A full-page ad in the January 1949 issue of American magazine, "A message prepared by the Advertising Council, a non-profit organization supported by labor, business, and the public, Published in the Public Interest by General Electric," bragged that "our American way " works better because " we are more inventive and we know how to use machine power to produce more goods at lower cost. We have more skilled workers than any other country. And we Americans save - and our savings go into new tools, new plants, and new and better machines. Because of this, we produce more every working hour and can buy more goods with an hour's work than any other people in the world. We can make the system work even better ... by working together to turn out more ... through better machines and methods, more power, greater skills, and by sharing the benefits through higher wages, lower prices, and shorter hours."
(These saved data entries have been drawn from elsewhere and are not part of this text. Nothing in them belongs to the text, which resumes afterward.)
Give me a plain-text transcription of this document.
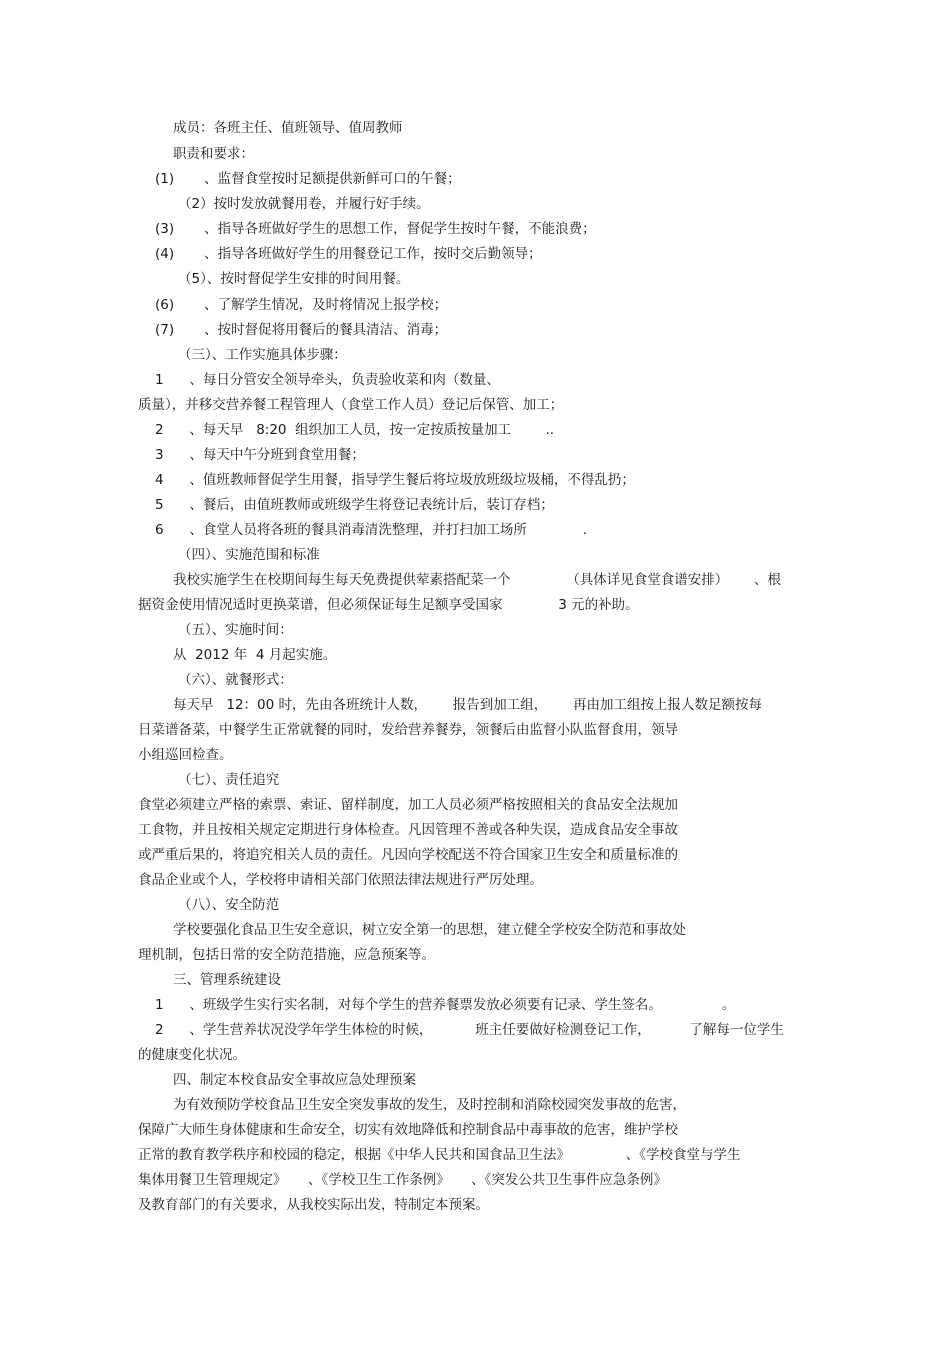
成员：各班主任、值班领导、值周教师
职责和要求：
(1)       、监督食堂按时足额提供新鲜可口的午餐；
（2）按时发放就餐用卷，并履行好手续。
(3)       、指导各班做好学生的思想工作，督促学生按时午餐，不能浪费；
(4)       、指导各班做好学生的用餐登记工作，按时交后勤领导；
（5）、按时督促学生安排的时间用餐。
(6)       、了解学生情况，及时将情况上报学校；
(7)       、按时督促将用餐后的餐具清洁、消毒；
（三）、工作实施具体步骤：
1      、每日分管安全领导牵头，负责验收菜和肉（数量、
质量），并移交营养餐工程管理人（食堂工作人员）登记后保管、加工；
2      、每天早   8:20  组织加工人员，按一定按质按量加工        ..
3      、每天中午分班到食堂用餐；
4      、值班教师督促学生用餐，指导学生餐后将垃圾放班级垃圾桶，不得乱扔；
5      、餐后，由值班教师或班级学生将登记表统计后，装订存档；
6      、食堂人员将各班的餐具消毒清洗整理，并打扫加工场所             .
（四）、实施范围和标准
我校实施学生在校期间每生每天免费提供荤素搭配菜一个             （具体详见食堂食谱安排）      、根
据资金使用情况适时更换菜谱，但必须保证每生足额享受国家             3 元的补助。
（五）、实施时间：
从  2012 年  4 月起实施。
（六）、就餐形式：
每天早   12：00 时，先由各班统计人数，      报告到加工组，      再由加工组按上报人数足额按每
日菜谱备菜，中餐学生正常就餐的同时，发给营养餐券，领餐后由监督小队监督食用，领导
小组巡回检查。
（七）、责任追究
食堂必须建立严格的索票、索证、留样制度，加工人员必须严格按照相关的食品安全法规加
工食物，并且按相关规定定期进行身体检查。凡因管理不善或各种失误，造成食品安全事故
或严重后果的，将追究相关人员的责任。凡因向学校配送不符合国家卫生安全和质量标准的
食品企业或个人，学校将申请相关部门依照法律法规进行严厉处理。
（八）、安全防范
学校要强化食品卫生安全意识，树立安全第一的思想，建立健全学校安全防范和事故处
理机制，包括日常的安全防范措施，应急预案等。
三、管理系统建设
1      、班级学生实行实名制，对每个学生的营养餐票发放必须要有记录、学生签名。              。
2      、学生营养状况没学年学生体检的时候，          班主任要做好检测登记工作，         了解每一位学生
的健康变化状况。
四、制定本校食品安全事故应急处理预案
为有效预防学校食品卫生安全突发事故的发生，及时控制和消除校园突发事故的危害，
保障广大师生身体健康和生命安全，切实有效地降低和控制食品中毒事故的危害，维护学校
正常的教育教学秩序和校园的稳定，根据《中华人民共和国食品卫生法》             、《学校食堂与学生
集体用餐卫生管理规定》     、《学校卫生工作条例》     、《突发公共卫生事件应急条例》
及教育部门的有关要求，从我校实际出发，特制定本预案。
By the 1960s, corporations had begun the mass relocation of millions of American manufacturing jobs to countries where labor is cheaper, in order, corporate spokesmen would claim, to remain competitive. Republican and Democratic leaders and law makers alike conspired with business and financial interests - corporations - to eviscerate the nation's sound and vital manufacturing base, which of course had been absolutely essential to victory in WWII. In 1964, President Lyndon Johnson, a Democrat with ties to Brown and Root, Inc., a Texas engineering and construction company, escalated the Vietnam War after the fictitious Gulf of Tonkin Incident. The Pentagon awarded Brown and Root contracts for major construction projects in Vietnam. On May 15, 1969, then-Governor Ronald Reagan, a former spokesman for General Electric, the nation's largest "defense" contractor, ordered some 800 California law enforcement officers to break up a peaceful protest by about 6,000 people at the University of California at Berkeley. Alameda County Sheriff's deputies firing shotguns loaded with '00' buckshot charged and then chased retreating protesters. Buckshot fatally wounded James Rector, a bystander, and permanently blinded carpenter Alan Blanchard. About 130 people sought treatment at local hospitals for head trauma, buckshot wounds, and other serious injuries. Reagan, who had referred to the Berkeley campus as "a haven for communist sympathizers, protesters and sex deviants," then ordered the National Guard to occupy the entire city of Berkeley despite the Berkeley City Council's vote against the occupation. About year after the police riot and bloodshed, Reagan defended his actions publicly saying, "If it takes a bloodbath, then let's get it over with. No more appeasement." Less than a month later, on May 4, 1970, violence erupted at Ohio's Kent State University when National Guard troops opened fire on anti-war protesters killing four students and seriously wounding nine. As president, Reagan broke the back of organized labor in the USA when he fired striking Professional Air Traffic Controllers Organization (PATCO) workers in 1981 and had the union de-certified.